Thinking aloud here, I guess one option could be to have a signal account and a setup similar to what is described under the 'Start Your Own Announcements-Only Service on Signal' heading here: https://crimethinc.com/2024/05/27/the-sunbird-how-to-start-an-announcements-only-thread-on-signal-and-how-organizers-in-austin-used-one-to-coordinate-solidarity-with-palestine to be able to check the incoming messages from multiple devices. I guess some level of tech-savviness would be needed for the setup of multiple Signal accounts on a single machine if people are using their own hardware, but otoh it also means minimal setup for people contacting the organization. If more than five (max number of linked signal devices) people are responding to messages, group chats with the incoming user, the org account and the account of the person responding could be setup for searchability etc. This solves some problems but creates others...

[-] det_nya_livet@aggregatet.org 1 points 2 months ago

The issue you're describing is why I'm not keen on email, and why I mention Signal as an alternative I've considered - Signal is a user-friendly way of ensuring both encryption and that meta-data isn't accessible to providers on either end unless someone's device is compromised.

The reason I'm interested in encryption is that I want a higher baseline of security for these orgs. In a changing political landscape it is hard to say what may become sensitive over time. Hypothetically, if one of these orgs is distributing contraceptives internationally we want neither meta-data about who is contacting them nor message contents to be accessible to providers. Since encryption is a pain with email we can assume both are accessible to providers when using that. Ideally I want encryption to be an easy default for both the orgs and the people contacting them.

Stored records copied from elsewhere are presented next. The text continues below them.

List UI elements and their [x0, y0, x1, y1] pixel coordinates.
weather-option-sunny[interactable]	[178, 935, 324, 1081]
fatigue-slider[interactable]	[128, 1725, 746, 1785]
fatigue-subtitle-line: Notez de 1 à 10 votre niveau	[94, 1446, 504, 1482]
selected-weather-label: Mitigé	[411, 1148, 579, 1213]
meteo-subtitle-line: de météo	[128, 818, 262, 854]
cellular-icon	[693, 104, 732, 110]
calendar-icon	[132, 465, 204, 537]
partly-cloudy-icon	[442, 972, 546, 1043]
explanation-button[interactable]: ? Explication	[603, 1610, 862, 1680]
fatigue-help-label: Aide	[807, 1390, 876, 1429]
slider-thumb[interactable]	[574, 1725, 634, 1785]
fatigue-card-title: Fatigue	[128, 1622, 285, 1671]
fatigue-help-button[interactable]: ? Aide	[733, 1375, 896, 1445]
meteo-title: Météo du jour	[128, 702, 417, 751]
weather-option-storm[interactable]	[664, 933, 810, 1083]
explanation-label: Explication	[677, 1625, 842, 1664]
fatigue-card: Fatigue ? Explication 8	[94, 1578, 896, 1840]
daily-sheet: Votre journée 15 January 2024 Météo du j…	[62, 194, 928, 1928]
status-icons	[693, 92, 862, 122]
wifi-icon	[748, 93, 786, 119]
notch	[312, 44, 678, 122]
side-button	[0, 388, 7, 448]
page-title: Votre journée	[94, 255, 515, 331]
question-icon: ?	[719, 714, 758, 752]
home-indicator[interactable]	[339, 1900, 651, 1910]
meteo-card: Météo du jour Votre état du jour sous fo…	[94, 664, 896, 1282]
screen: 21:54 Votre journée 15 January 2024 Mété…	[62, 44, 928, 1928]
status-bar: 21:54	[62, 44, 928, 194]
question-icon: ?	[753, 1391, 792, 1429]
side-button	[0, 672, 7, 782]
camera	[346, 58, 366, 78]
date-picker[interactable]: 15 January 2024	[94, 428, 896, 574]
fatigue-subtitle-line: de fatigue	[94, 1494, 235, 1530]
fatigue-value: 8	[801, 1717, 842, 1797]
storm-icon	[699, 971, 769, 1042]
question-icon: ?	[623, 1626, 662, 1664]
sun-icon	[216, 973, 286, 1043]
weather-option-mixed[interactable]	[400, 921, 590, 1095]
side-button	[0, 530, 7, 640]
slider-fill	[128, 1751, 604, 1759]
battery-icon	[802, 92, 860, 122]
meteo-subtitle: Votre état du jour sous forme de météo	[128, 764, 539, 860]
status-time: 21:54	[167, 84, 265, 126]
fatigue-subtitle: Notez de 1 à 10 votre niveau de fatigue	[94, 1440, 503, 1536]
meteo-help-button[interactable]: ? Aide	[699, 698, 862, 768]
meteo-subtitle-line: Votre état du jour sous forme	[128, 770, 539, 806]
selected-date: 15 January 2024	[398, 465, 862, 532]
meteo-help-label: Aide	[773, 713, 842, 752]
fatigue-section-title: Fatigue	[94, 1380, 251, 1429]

[-] det_nya_livet@aggregatet.org 1 points 2 months ago

Any thoughts on how to handle the encryption aspect here? :)

[-] det_nya_livet@aggregatet.org 1 points 2 months ago

Right, forwarders solves the password issue, but the encryption issues remains. Any thoughts on how to handle that? PGP in my experience is non-trivial to set up correctly, and even when correctly setup does not protect metadata.

[-] det_nya_livet@aggregatet.org 3 points 2 months ago

The purpose of the email addresses tends to be something like contact@example.com - it's the central place outsiders contact the org. A common way to work with it would be that emails are checked during the orgs weekly/monthly meeting, incoming emails are discussed, and someone is tasked with writing a reply with the group's response to the email. I haven't seen mailing lists being used for this type of thing, but I guess that could be a solution for the password sharing, but at the cost of having individual email addresses in-house - some type of individual accounts would probably be necessary either way to get away from the whole shared passwords situations...

The appeal of Signal is that it's managed and has some level of security by default. My impression of securely configuring email, in particular on someone else's hardware, is that it is very technically challenging, but it's also not something I've ever attempted. Would you say my impression is correct?

I'm slowly also realizing that this is probably also a key requirement for a lot of these orgs: they do not have dedicated IT people or a lot of cash. A lot of the time there's someone with some IT interest, but rarely with time or interest in long term admin-ing.

8

A common situation in my life is the following: a small-ish organization consisting of somewhere from 3 to 50 people need some type of way to be reached as a group. The current solution is to have an email adress, normally with a password that is shared in some way among the trusted subset of members that need to be able to access the email directly.

The solution isn't great for multiple reasons:

  • Sharing a password among multiple people isn't great, 2FA is tricky
  • Most email communication are readable by the email provider, unless PGP is correctly used. For most people, PGP is non-trivial to use correctly, and meta-data will not be encrypted even with correctly used PGP.

But it has the following upsides:

  • A single stable address to reach the group
  • Communication is gathered in one place, searchable, possible to for multiple members to track communication with someone that has reached out.
  • Easy to use from any device anywhere

Ideally we'd like all of these things: sensible access controls, some level of transparency within the org regarding who has responded to what messages, an address that is easy to share with people outside the group, minimal (meta)data accessible by the providers, and easy to use across devices.

How do you handle this? What would your recommendation be? I have considered setting up a Signal account, but having multiple signal accounts on a single device is non-trivial, as is setting it up on a new device, meaning that probably each group would need a single dedicated device, which isn't super practical.